28.11.13

January 16, 2017



            A viga esquerda da ponte Jeanne Martyn até os dias de hoje é famosa por todos que cruzam o Clinton River, mas quase ninguém sabe o verdadeiro motivo de vê-la figurada com destaque nos mapas turísticos de Sterling Heights ou no Google Maps. Não é qualquer um que o cruza senão pela ponte, o que lentamente transformou o fato num tipo de “saber local”; um saber suburbano de poucos e cada vez menos. Até antes da reestruturação da ponte na década de oitenta, ao rio era permitido o tráfego por banhistas em geral e esportistas do remo olímpico, além de toda gente. Me recordo vagamente, apenas por que muitas eram as críticas. Havia um incentivo ridículo da prefeitura aos esportes com o fim de atrair recursos federais e outras coisas no âmbito político da época. Eu mesmo nunca cruzei o rio, nem mesmo de carro. Nem mesmo quando era seguro. Hoje em dia só mendigos e vândalos passam por lá - Mas tanto os banhistas quanto os mendigos sabem da viga esquerda da Jeanne Martyn. Se perguntados, cada um no seu tempo, contariam a mesma história. Dia a dia, com os curiosos detalhes de quem realmente esteve lá, mesmo não estando, e com a mesma reserva e temor que fez os engenheiros e construtores da época evitarem a remoção da viga.

             Me encanta esse tipo de misticismo urbano, mais do que qualquer curiosidade leviana da história ocidental. Ele resiste ao tempo com uma fidelidade peculiar. Não há interesses governamentais nem poderes de origem alguma que se esforcem em ocultá-la ou forjá-la – Talvez até houvesse. Valorizar os terrenos ao redor do Clinton River? Acredito que em algum momento houve tal inclinação. Seja como for, não resistiu aos tratos da história. Foi implodida com a imigração ilegal, com certeza, e a necessidade de acomodar inúmeros problemas sociais. Superpopulação, violência, queda do poder aquisitivo, das ações estatais, da moeda. A recessão americana e o polo industrial estrangeiro que se ergueu e amalgamou tudo ao redor. The Great Sterling Heights, como passou a figurar nos veículos da mídia. No sentido de encarneirar e aquartelar essa massa de mão de obra barata e ilegal, deixar Jeanne Martyn intocada foi estratégico.
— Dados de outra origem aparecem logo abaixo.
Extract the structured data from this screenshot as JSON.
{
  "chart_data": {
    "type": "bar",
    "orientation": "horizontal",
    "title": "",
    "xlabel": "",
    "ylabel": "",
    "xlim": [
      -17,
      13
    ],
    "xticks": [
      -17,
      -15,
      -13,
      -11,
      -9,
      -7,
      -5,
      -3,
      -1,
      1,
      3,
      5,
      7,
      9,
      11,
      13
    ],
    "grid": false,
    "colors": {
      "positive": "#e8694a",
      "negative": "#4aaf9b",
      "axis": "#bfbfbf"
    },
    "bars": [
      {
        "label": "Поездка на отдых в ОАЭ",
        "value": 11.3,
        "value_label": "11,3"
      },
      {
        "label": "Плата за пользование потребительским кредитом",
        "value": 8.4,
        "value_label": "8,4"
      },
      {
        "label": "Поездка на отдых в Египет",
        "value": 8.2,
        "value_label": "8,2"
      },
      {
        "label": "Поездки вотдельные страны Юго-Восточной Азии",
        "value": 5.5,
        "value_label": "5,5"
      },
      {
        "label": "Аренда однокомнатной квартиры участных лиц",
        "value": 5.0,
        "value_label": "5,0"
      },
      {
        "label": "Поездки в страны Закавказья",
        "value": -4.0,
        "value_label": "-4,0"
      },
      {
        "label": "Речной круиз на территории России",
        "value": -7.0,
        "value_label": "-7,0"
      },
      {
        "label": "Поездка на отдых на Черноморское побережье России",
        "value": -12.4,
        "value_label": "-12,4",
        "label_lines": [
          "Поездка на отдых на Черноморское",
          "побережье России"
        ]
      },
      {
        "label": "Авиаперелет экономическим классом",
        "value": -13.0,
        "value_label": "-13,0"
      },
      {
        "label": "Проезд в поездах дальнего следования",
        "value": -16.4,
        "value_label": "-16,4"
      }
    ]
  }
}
Sem ganho ou perda para ninguém, a bem dizer. Nenhum porquê. Somente um fato local e imparcial que tornasse possível auxiliares mecânicos e chapeiros eslovenos alugarem um apartamento qualquer nos arredores da Honneu Boulevard e nas baixadas do Golerin. Só por acaso - um fato tão cruel, tão macabro, que meramente citar o evento joga o valor do metro quadrado ao terço, além de gerar um desconforto no mais débil dos caipiras, no mais cético dos burocratas. É esse tipo de coisa que sobrevive às crises e conserva a verdade como a tequila conserva o seu verme.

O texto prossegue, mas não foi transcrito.